Eurostat’s data on gender equality for the decade 2010-2020 reveal that while women have earned less per hour than their male counterparts, the difference in average wages between men and women across the EU has narrowed in absolute terms as averages shifted from 16.8 per cent in 2010 to 13 per cent in 2020.
The release of the statistics coincided with international women’s day which is celebrated on March 8 every year.
In Cyprus, the gap narrowed with average wages going from 15.8 per cent in 2010 to 9 per cent in 2020, while the lowest pay gap for 2020 was recorded in Luxembourg at 0.7 per cent.
As far as EU’s average employment rates for 2020 are concerned, the proportion of men in employment exceeded that of women by 11p.p. as women’s employment rate stood at 66.2 per cent and 77.2 per cent for men.
The lowest gender employment gap was recorded in Lithuania (1.7pp) and the highest in Italy (19.5 p.p.).
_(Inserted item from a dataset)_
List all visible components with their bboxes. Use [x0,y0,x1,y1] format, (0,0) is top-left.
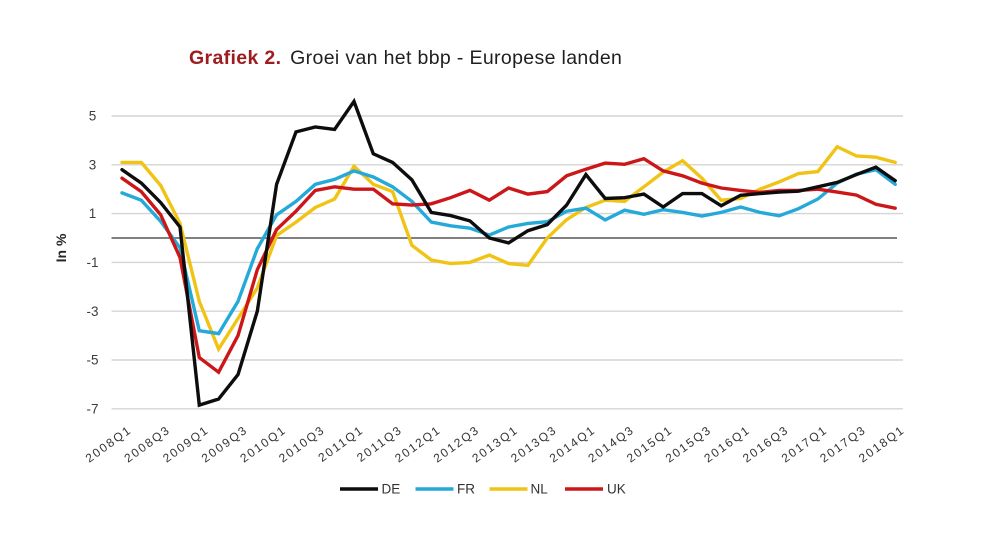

Figures on gender employment vary across member states and this is partially due to the lower participation of women in the labour markets of countries like Italy, Greece, and Romania.
In Cyprus, the gap stands at 12.2pp with men’s employment rate at 81.1 per cent and women’s at 69.1 per cent and has recorded no significant shift in absolute numbers in the past decade.
Regarding tertiary education attainment, all member states except Germany have recorded a negative gender gap. In other words, the proportion of women holding tertiary education exceeded that of men.
Lastly, life expectancy across all member states was by 5.5 years higher for women than for men.